Every now and then I attempt to understand better quantum mechanics and quantum field theory, but for a variety of possible reasons, I find it very difficult to read any kind of physicist account, even when the physicist is trying to be mathematically respectable. (I am not trying to be disrespectful or controversial here; take this as a confession of stupidity if it helps.) I am generally interested in finding online mathematical accounts which ideally would come close to being of "Bourbaki standard": definition-theorem-proof and written for mathematicians who prefer conceptual explanations, and ideally with tidy or economical notation (e.g., eschewing thickets of subscripts and superscripts).
More specifically, right now I would like a (mathematically trustworthy) online account of rigged Hilbert spaces, if one exists.
Maybe I am wrong, but the Wikipedia account looks a little bit suspect to me: they describe a rigged Hilbert space as consisting of a pair of inclusions $i: S \to H$, $j: H \to S^\ast$ of topological vector space inclusions, where $S^\ast$ is the strong dual of $S$, $H$ is a (separable) Hilbert space, $i$ is dense, and $j$ is the conjugate linear isomorphism $H \simeq H^\ast$ followed by the adjoint $i^\ast: H^\ast \to S^\ast$. This seems a little vague to me; should $S$ be more specifically a nuclear space or something? My guess is that a typical application would be where $S$ is Schwartz space on $\mathbb{R}^4$, with its standard dense inclusion in $L^2(\mathbb{R}^4)$, so $S^\ast$ consists of tempered distributions.
I also hear talk of a nuclear spectral theorem (due to Gelfand and Vilenkin) used to help justify the rigged Hilbert space technology, but I don't see precise details easily available online.
Best Answer
Some time ago I was interested in rigged Hilbert space to get a better understanding of quantum physics. On that occasion I collected some references on this subject, see below. It's quite comprehensive. A good starting point for an overview could be the works of Madrid and Gadella. Note that there are different versions of "rigged Hilbert space" (in context of quantum physics) in literature.
J.-P. Antoine. Dirac formalism and symmetry problems in quantum mechanics. i. general dirac formalism. Journal of Mathematical Physics, 10(1):53--69, 1969.

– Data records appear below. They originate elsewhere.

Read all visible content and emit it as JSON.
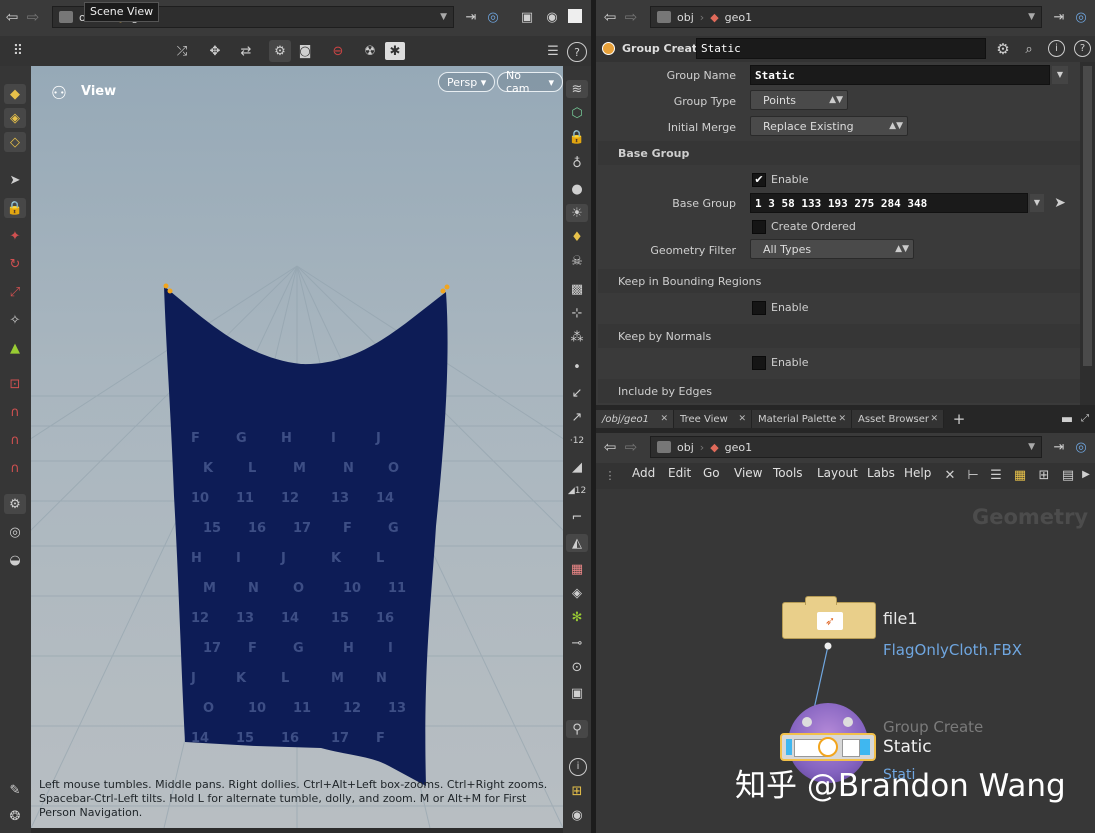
{
  "tooltip": "Scene View",
  "left_path": {
    "node_label": "geo1",
    "truncated_prefix": "o"
  },
  "viewport": {
    "title": "View",
    "persp_label": "Persp",
    "cam_label": "No cam",
    "help_text": "Left mouse tumbles. Middle pans. Right dollies. Ctrl+Alt+Left box-zooms. Ctrl+Right zooms. Spacebar-Ctrl-Left tilts. Hold L for alternate tumble, dolly, and zoom. M or Alt+M for First Person Navigation.",
    "flag_letters": [
      "F",
      "G",
      "H",
      "I",
      "J",
      "K",
      "L",
      "M",
      "N",
      "O",
      "10",
      "11",
      "12",
      "13",
      "14",
      "15",
      "16",
      "17"
    ]
  },
  "top_path": {
    "root": "obj",
    "node": "geo1"
  },
  "params": {
    "node_type": "Group Create",
    "node_name": "Static",
    "group_name_label": "Group Name",
    "group_name_value": "Static",
    "group_type_label": "Group Type",
    "group_type_value": "Points",
    "initial_merge_label": "Initial Merge",
    "initial_merge_value": "Replace Existing",
    "base_group_section": "Base Group",
    "enable_label": "Enable",
    "base_group_label": "Base Group",
    "base_group_value": "1 3 58 133 193 275 284 348",
    "create_ordered_label": "Create Ordered",
    "geometry_filter_label": "Geometry Filter",
    "geometry_filter_value": "All Types",
    "keep_bounding_section": "Keep in Bounding Regions",
    "keep_bounding_enable": "Enable",
    "keep_normals_section": "Keep by Normals",
    "keep_normals_enable": "Enable",
    "include_edges_section": "Include by Edges"
  },
  "tabs": [
    {
      "label": "/obj/geo1"
    },
    {
      "label": "Tree View"
    },
    {
      "label": "Material Palette"
    },
    {
      "label": "Asset Browser"
    }
  ],
  "network_path": {
    "root": "obj",
    "node": "geo1"
  },
  "network_menu": [
    "Add",
    "Edit",
    "Go",
    "View",
    "Tools",
    "Layout",
    "Labs",
    "Help"
  ],
  "network": {
    "context_label": "Geometry",
    "file_node_name": "file1",
    "file_node_file": "FlagOnlyCloth.FBX",
    "group_node_type": "Group Create",
    "group_node_name": "Static",
    "group_node_sub": "Stati"
  },
  "watermark": "知乎 @Brandon Wang",
  "colors": {
    "flag_navy": "#0d1c56",
    "link_blue": "#6fa6e0",
    "selection_cyan": "#3fb7f0"
  }
}
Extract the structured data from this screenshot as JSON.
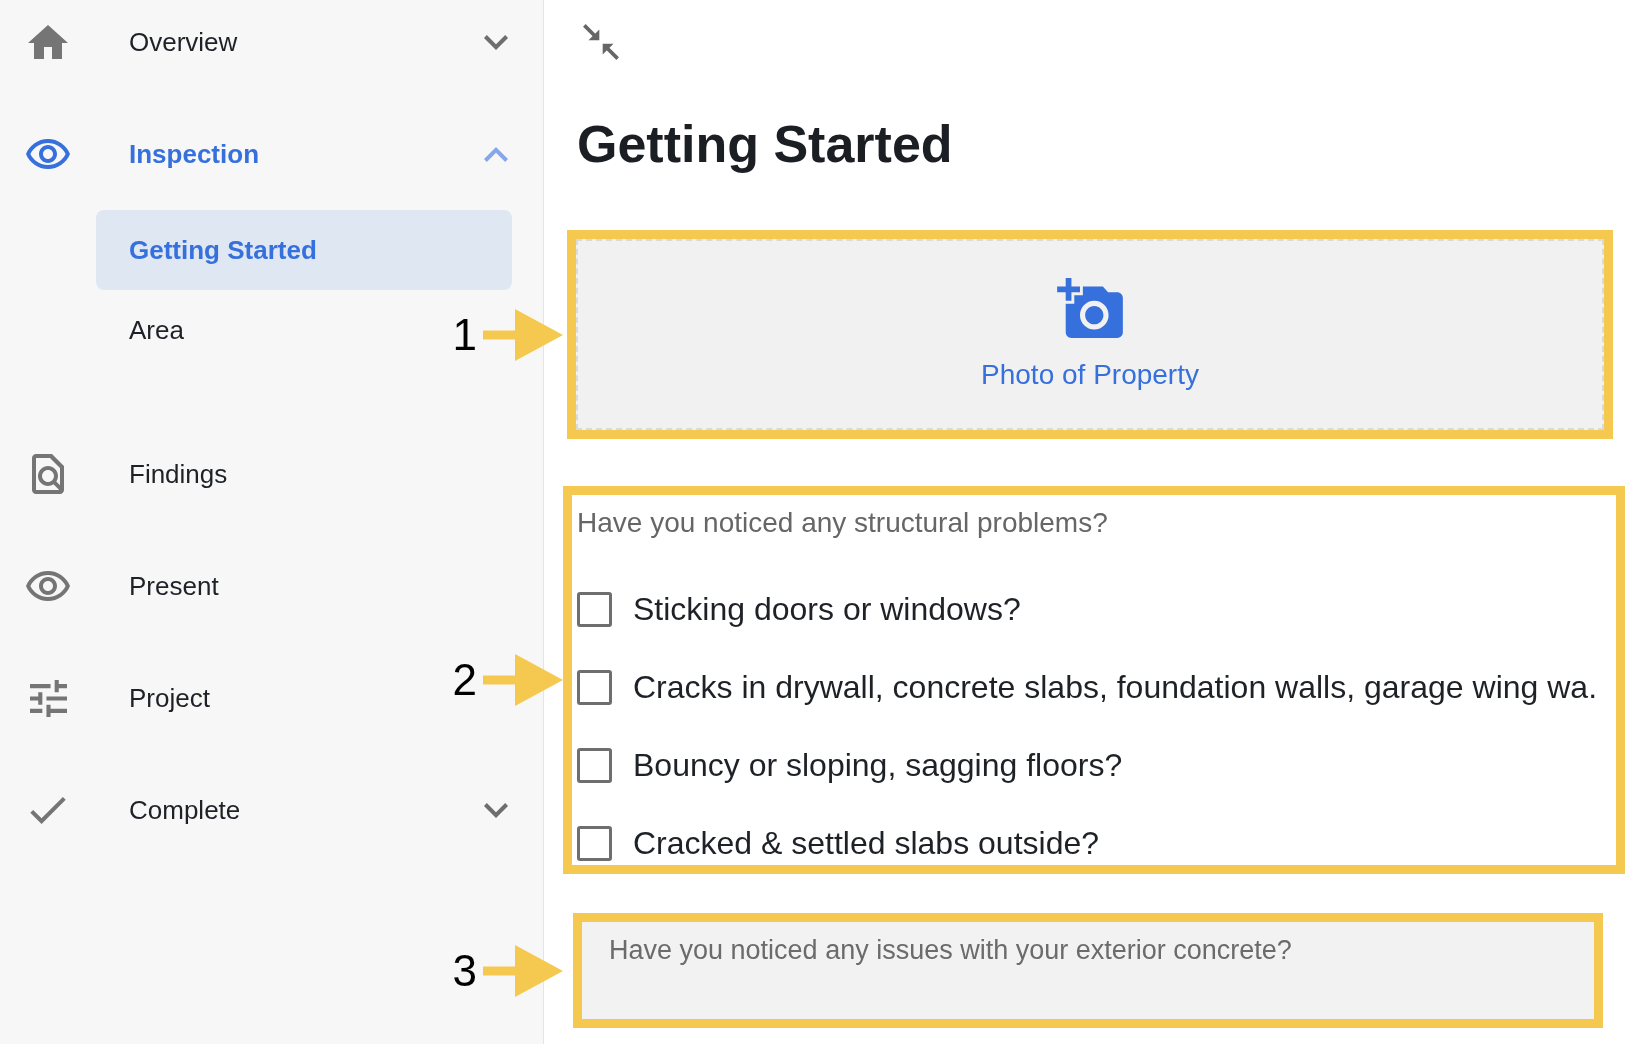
{
  "sidebar": {
    "items": [
      {
        "label": "Overview",
        "selected": false,
        "expanded": false
      },
      {
        "label": "Inspection",
        "selected": true,
        "expanded": true,
        "children": [
          {
            "label": "Getting Started",
            "selected": true
          },
          {
            "label": "Area",
            "selected": false
          }
        ]
      },
      {
        "label": "Findings",
        "selected": false
      },
      {
        "label": "Present",
        "selected": false
      },
      {
        "label": "Project",
        "selected": false
      },
      {
        "label": "Complete",
        "selected": false,
        "expanded": false
      }
    ]
  },
  "page": {
    "title": "Getting Started",
    "sections": [
      {
        "kind": "photo",
        "label": "Photo of Property",
        "callout": "1"
      },
      {
        "kind": "checklist",
        "question": "Have you noticed any structural problems?",
        "options": [
          {
            "label": "Sticking doors or windows?",
            "checked": false
          },
          {
            "label": "Cracks in drywall, concrete slabs, foundation walls, garage wing wa.",
            "checked": false
          },
          {
            "label": "Bouncy or sloping, sagging floors?",
            "checked": false
          },
          {
            "label": "Cracked & settled slabs outside?",
            "checked": false
          }
        ],
        "callout": "2"
      },
      {
        "kind": "text",
        "placeholder": "Have you noticed any issues with your exterior concrete?",
        "callout": "3"
      }
    ]
  }
}
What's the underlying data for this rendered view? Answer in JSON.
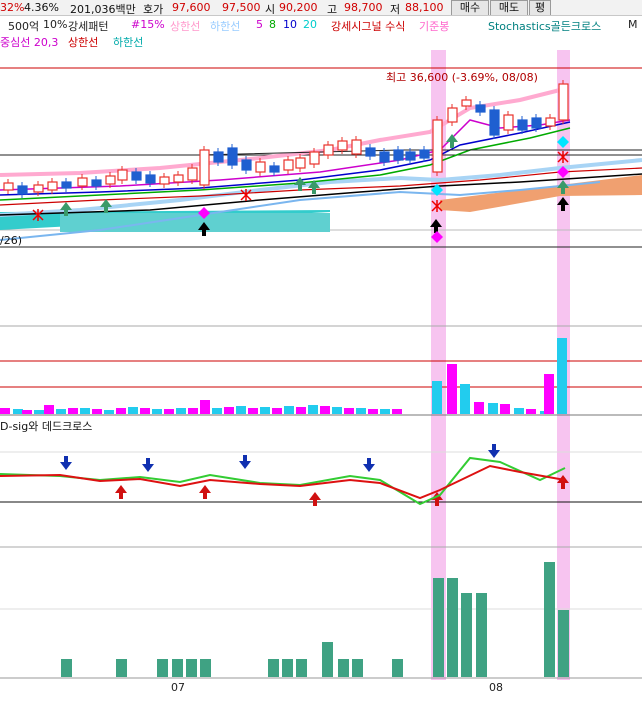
{
  "topbar": {
    "change_pct_partial": "32%",
    "turnover_pct": "4.36%",
    "volume_text": "201,036백만",
    "quote_label": "호가",
    "ask_price": "97,600",
    "bid_price": "97,500",
    "open_label": "시",
    "open_value": "90,200",
    "high_label": "고",
    "high_value": "98,700",
    "low_label": "저",
    "low_value": "88,100",
    "buy_button": "매수",
    "sell_button": "매도",
    "eval_button": "평"
  },
  "legend": {
    "line1": [
      {
        "text": "500억",
        "color": "#222222"
      },
      {
        "text": "10%",
        "color": "#222222"
      },
      {
        "text": "강세패턴",
        "color": "#222222"
      },
      {
        "text": "#15%",
        "color": "#cc00cc"
      },
      {
        "text": "상한선",
        "color": "#ff99cc"
      },
      {
        "text": "하한선",
        "color": "#99ccff"
      },
      {
        "text": "5",
        "color": "#cc00cc"
      },
      {
        "text": "8",
        "color": "#00aa00"
      },
      {
        "text": "10",
        "color": "#0000cc"
      },
      {
        "text": "20",
        "color": "#00cccc"
      },
      {
        "text": "강세시그널 수식",
        "color": "#cc0000"
      },
      {
        "text": "기준봉",
        "color": "#ff66cc"
      },
      {
        "text": "Stochastics골든크로스",
        "color": "#008080"
      },
      {
        "text": "M",
        "color": "#222222"
      }
    ],
    "line2": [
      {
        "text": "중심선 20,3",
        "color": "#cc00cc"
      },
      {
        "text": "상한선",
        "color": "#cc0000"
      },
      {
        "text": "하한선",
        "color": "#00aaaa"
      }
    ]
  },
  "price_panel": {
    "peak_annotation": "최고 36,600 (-3.69%, 08/08)",
    "ma_label_partial": "/26)"
  },
  "signal_panel": {
    "title": "D-sig와 데드크로스"
  },
  "x_axis": {
    "labels": [
      "07",
      "08"
    ]
  },
  "colors": {
    "up_candle": "#e8312a",
    "down_candle": "#1f5fd0",
    "highlight_band": "#f7c4f0",
    "ichimoku_cloud": "#f0a070",
    "cyan_cloud": "#33cccc",
    "volume_bar": "#3fa283",
    "osc_bar_magenta": "#ff00ff",
    "osc_bar_cyan": "#22ccee",
    "signal_green": "#33cc33",
    "signal_red": "#dd1111"
  }
}
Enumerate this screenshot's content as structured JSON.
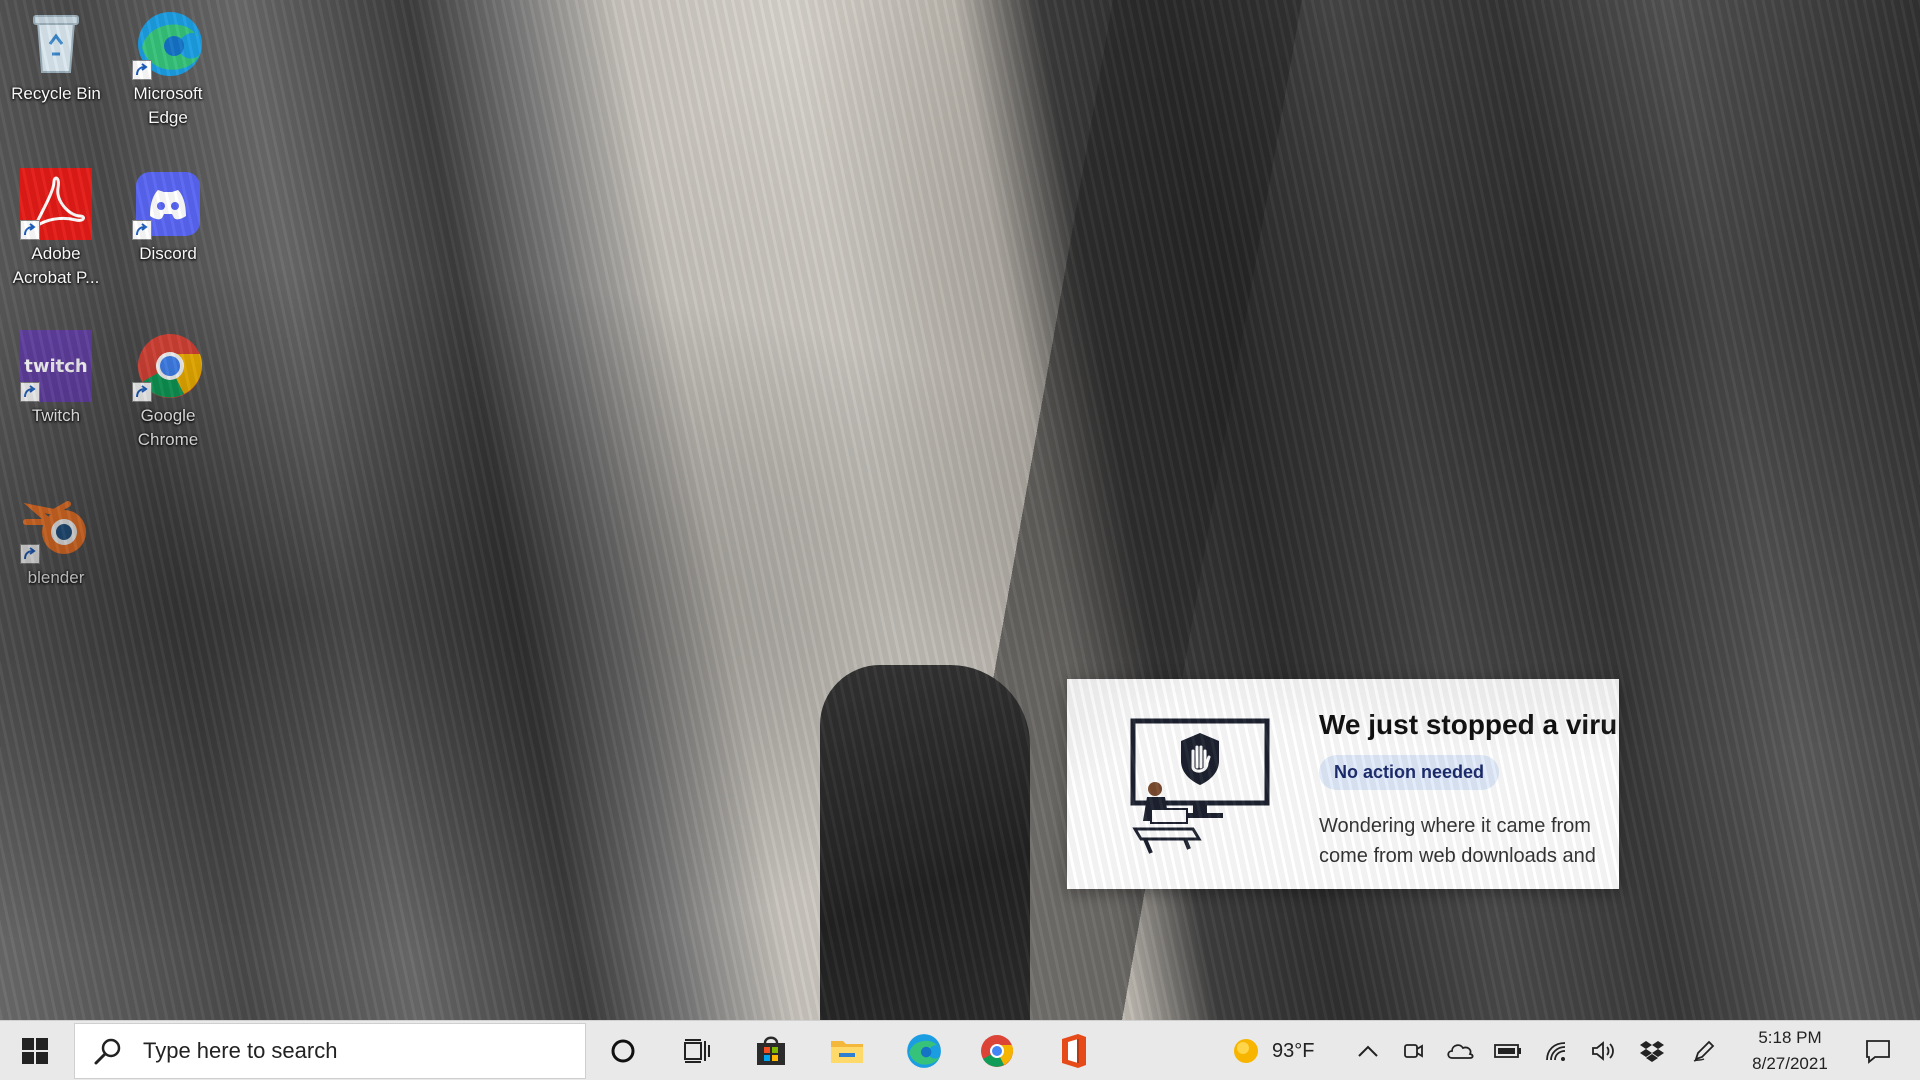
{
  "desktop": {
    "icons": [
      {
        "label": "Recycle Bin"
      },
      {
        "label": "Microsoft Edge"
      },
      {
        "label": "Adobe Acrobat P..."
      },
      {
        "label": "Discord"
      },
      {
        "label": "Twitch"
      },
      {
        "label": "Google Chrome"
      },
      {
        "label": "blender"
      }
    ]
  },
  "notification": {
    "title": "We just stopped a viru",
    "badge": "No action needed",
    "body_line1": "Wondering where it came from",
    "body_line2": "come from web downloads and"
  },
  "taskbar": {
    "search_placeholder": "Type here to search",
    "pinned": [
      "cortana-icon",
      "task-view-icon",
      "microsoft-store-icon",
      "file-explorer-icon",
      "edge-icon",
      "chrome-icon",
      "office-icon"
    ],
    "weather": {
      "temp": "93°F",
      "icon": "sun-icon"
    },
    "tray_icons": [
      "chevron-up-icon",
      "meet-now-icon",
      "onedrive-icon",
      "battery-icon",
      "wifi-icon",
      "volume-icon",
      "dropbox-icon",
      "pen-icon"
    ],
    "clock": {
      "time": "5:18 PM",
      "date": "8/27/2021"
    },
    "notifications_icon": "action-center-icon"
  },
  "colors": {
    "taskbar_bg": "#e9e9e9",
    "toast_badge_bg": "#e1ebfb",
    "toast_badge_text": "#1a2a6b",
    "twitch": "#6441a5",
    "discord": "#5865f2",
    "acrobat": "#e41b17",
    "blender": "#f5792a"
  }
}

N.Bogoliubov, A.Logunov, and I.Todorov. Introduction to Axiomatic Quantum Field Theory, chapter 1 Some Basic Concepts of Functional Analysis 4 The Space of States, pages 12--43, 113--128. Benjamin, Reading, Massachusetts, 1975.
R.de la Madrid. Quantum Mechanics in Rigged Hilbert Space Language. PhD thesis, Depertamento de Fisica Teorica Facultad de Ciencias. Universidad de Valladolid, 2001. (available here) The given link is broken: this one is OK http://arxiv.org/pdf/quant-ph/0502053.pdf (Tom Collinge 25 June 2016)
M.Gadella and F.Gómez. A unified mathematical formalism for the dirac formulation of quantum mechanics. Foundations of Physics, 32:815--869, 2002. (available here)
M.Gadella and F.Gómez. On the mathematical basis of the dirac formulation of quantum mechanics. International Journal of Theoretical Physics, 42:2225--2254, 2003.
M.Gadella and F.Gómez. Dirac formulation of quantum mechanics: Recent and new results. Reports on Mathematical Physics, 59:127--143, 2007.
I.M. Gelfand and N.J. Vilenkin. Generalized Functions, vol. 4: Some Applications of Harmonic Analysis, volume4, chapter 2-4, pages 26--133. Academic Press, New York, 1964.
A.R. Marlow. Unified dirac-von neumann formulation of quantum mechanics. i. mathematical theory. Journal of Mathematical Physics, 6:919--927, 1965.
E.Prugovecki. The bra and ket formalism in extended hilbert space. J. Math. Phys., 14:1410--1422, 1973.
J.E. Roberts. The dirac bra and ket formalism. Journal of Mathematical Physics, 7(6):1097--1104, 1966.
J.E. Roberts. Rigged hilbert spaces in quantum mechanics. Commun. math. Phys., 3:98--119, 1966. (available here)
Tjøstheim. A note on the unified dirac-von neumann formulation of quantum mechanics. Journal of Mathematical Physics, 16(4):766--767, 4 1975.
Edit I remember that there is also a discussion about Gelfand triples in physics in the Funktionalanalysis books by Siegfried Großmann but I don't have a copy handy the moment. Though it is in german it might be interesting for you, too.